What’s most notable about about DARC is its humour, something that most think tanks would steer clear of when covering weighty subjects. The X account is a stream of hot takes, memes and copious references to the movie Heat. This is a very specific type of online parlance that cuts through the usual policy chatter.
“Everywhere you look, the West finds itself in urgent, dangerous times,” Katsuragi said. “Surging adversaries, a feckless world order, and a crippled domestic industrial base. As yet, it is the ‘serious’ strata of defence strategists and thinkers that seem curiously unfazed – willing to essentially pretend that it is still 1992 and to propose cautious, incremental changes.”
DARC is now expanding to the UK, following its research interests in what “alliance” means in the mid-21st century. The UK is a “flashpoint” for a lot of important discussions in defence, so “we want to be working with experts on the ground,” says Katsuragi. The expansion begins with a happy hour in Westminster tomorrow (DM the team for details if that interests you).
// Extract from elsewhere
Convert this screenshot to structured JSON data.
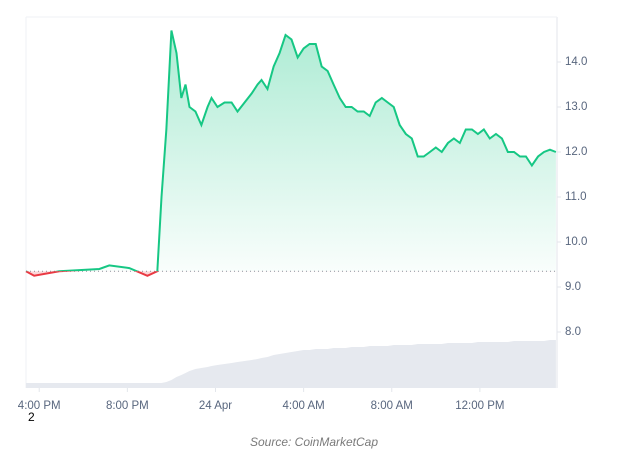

Adapting discussions around defence that begin in the US for British and European audiences can be challenge, James Clark told me. But the present moment has opened up an opportunity to tap into a buried sense of pride. “People want to feel pride in their country, what their culture is capable of producing. It’s a matter of finding a voice for European audiences [...] Yes, Europeans have an aversion to the ‘Team America Fuck Yeah’ kind of thing, but there’s no reason that you can’t find a way to talk about this that resonates in Europe.”
This is part of a wider trend he identifies, which involves talking not just to policymakers and defence officials who handle procurement, but to the public. He calls this the “consumerisation of defence” and it necessitates a whole new playbook.
How this cultural shift shakes out could also rearrange a few chairs in the tech industry. As the storytelling around defence companies becomes more potent, so does their pitch to top young talent.
“For every era, there are arenas of public life that manifest the greatest dramas, the hardest challenges, the most enduring choices,” said my contact at DARC. “This is the natural loci of young talent. In the last decades it has been the world of technology, but now it is the world of defence.”